In Nankondo habe ich irgendwie für die Schule und die Schüler gelebt (nicht weil ich so viel zu tun hatte, sondern einfach, weil wir irgendwie immer von Schülern umgeben sind :D), gut also, dass ich mich dort wohler gefühlt habe, als in der ersten Schule. Ich habe P5 und P6 in Mathe unterrichtet und gemeinsam mit Marie in Deutsch und morgens manchmal eine halbe Stunde Sport oder Musik in P3 und P4. Das unterrichten an sich macht mir echt Spaß und ich bin froh mich überwunden zu haben, weil es schön ist, endlich etwas zu tun gehabt zu haben. Das Problem war nur, dass ich in Mathe nicht wirklich gesagt bekommen habe, was ich mit ihnen machen sollte und nicht wusste, was in deren Examen vorkommt, es gab zwar noch einen anderen Mathelehrer, der auch noch in den beiden Klassen Mathe unterrichtet hat, weswegen die Verantwortung nicht nur bei mir lag, aber ganz optimal war das trotzdem nicht. Ein weiteres Problem war die Verständigung, denn das Englisch der Kinder ist ziemlich schlecht, der Unterricht der anderen Lehrer findet hauptsächlich auf Luganda statt (auch wenn er ja theoretisch auf englisch sein sollte) und so fallen den Kindern schon Wörter wie to learn schwierig.. Leider ist mein Luganda zu schlecht, um den Kindern den Stoff auf deren Sprache beizubringen, aber wahrscheinlich ist es für sie auch ganz gut, teilweise gezwungen zu sein, englisch zu sprechen.
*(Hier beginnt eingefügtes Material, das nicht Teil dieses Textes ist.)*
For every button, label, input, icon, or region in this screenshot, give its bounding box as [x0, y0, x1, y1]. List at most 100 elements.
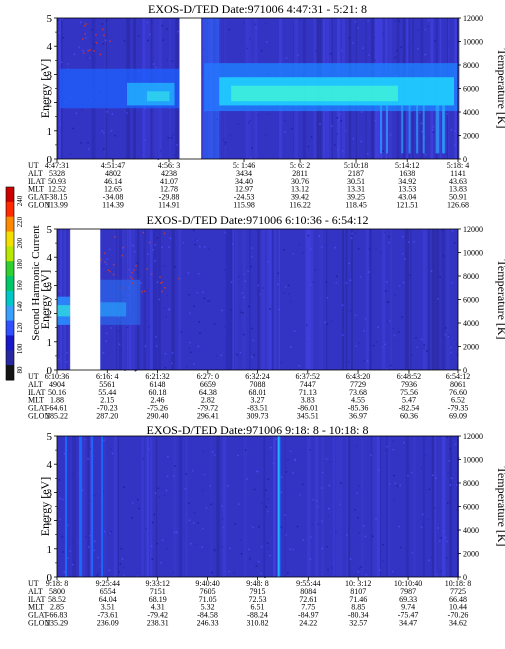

Nach der Schule habe ich mich dann oft mit den Menschen zu Hause beschäftigt, wir waren mit den Kindern im Valley Wasser holen (wo Marie und ich bei den Versuchen den Kanister freihändig auf dem Kopf zu tragen von unserer Gastschwester ausgelacht wurden, während sie vor uns geht, ohne ihn auch nur 1 Mal fallen zu lassen), haben Karten gespielt, beim schälen der Kochbananen geholfen (wo man uns unsere Unfähigkeit direkt angemerkt hat, weswegen auch immer eine ganze Menge Kinder bei uns stand, die uns leicht amüsiert beobachtet hat) und waren auch ein paar Mal auf den Plantagen der Schule, wo wir gelernt haben, Mais und Bohnen anzupflanzen. Ansonsten habe ich sehr viel gelesen oder versucht ein wenig Luganda zu lernen.

 

Über Ostern sind wir zurück zu unserer Gasmutter gefahren, waren in der Ostermesse, hatten ein großes Osteressen in der Sonne und haben ein wenig unserer Ostertradition nach Hause gebracht: Eierfärben und Schokohasen verteilen, die von Maries Eltern mitgebracht wurden,die die zwei Wochen zuvor zu Besuch waren. Ostermontag waren wir wieder am Lake Nabugabo feiern und sind nach einem schönen langen Wochenende wieder zurück.

 

Die Zeit in Nankondo verging im Endeffekt viel schneller als gedacht, es dauerte es nicht lange, bis die Abschlussexamen vor der Tür standen. Dadurch dass wir beim Direktor gewohnt haben, der die Examen schon eine Woche vor beginn der Examenwoche erhalten hatte, konnten wir dort einen Blick drauf werfen und wenigstens die letzten Stunden vor den Examen wusste ich, was ich den Schülern sinnvolles beibringen kann, leider war dafür nicht mehr genügend Zeit und so wurden die Examen nicht so gut, schließlich hatte ich vorher sehr viel unterrichtet, was unbrauchbar für die Examen war und wichtige Zeit verschwendet, weil ich es nicht besser gewusst hatte. Die Ergebnisse waren dementsprechend nicht so gut, es war sehr deprimierend, die Examen zu korrigieren. Das schlimmste daran war für mich, dass ich Mitschuld hatte, weil ich den Kindern falschen Stoff beigebracht habe, es somit nicht unbedingt die Schüler Schuld waren, dass sie schlechte Zensuren hatten.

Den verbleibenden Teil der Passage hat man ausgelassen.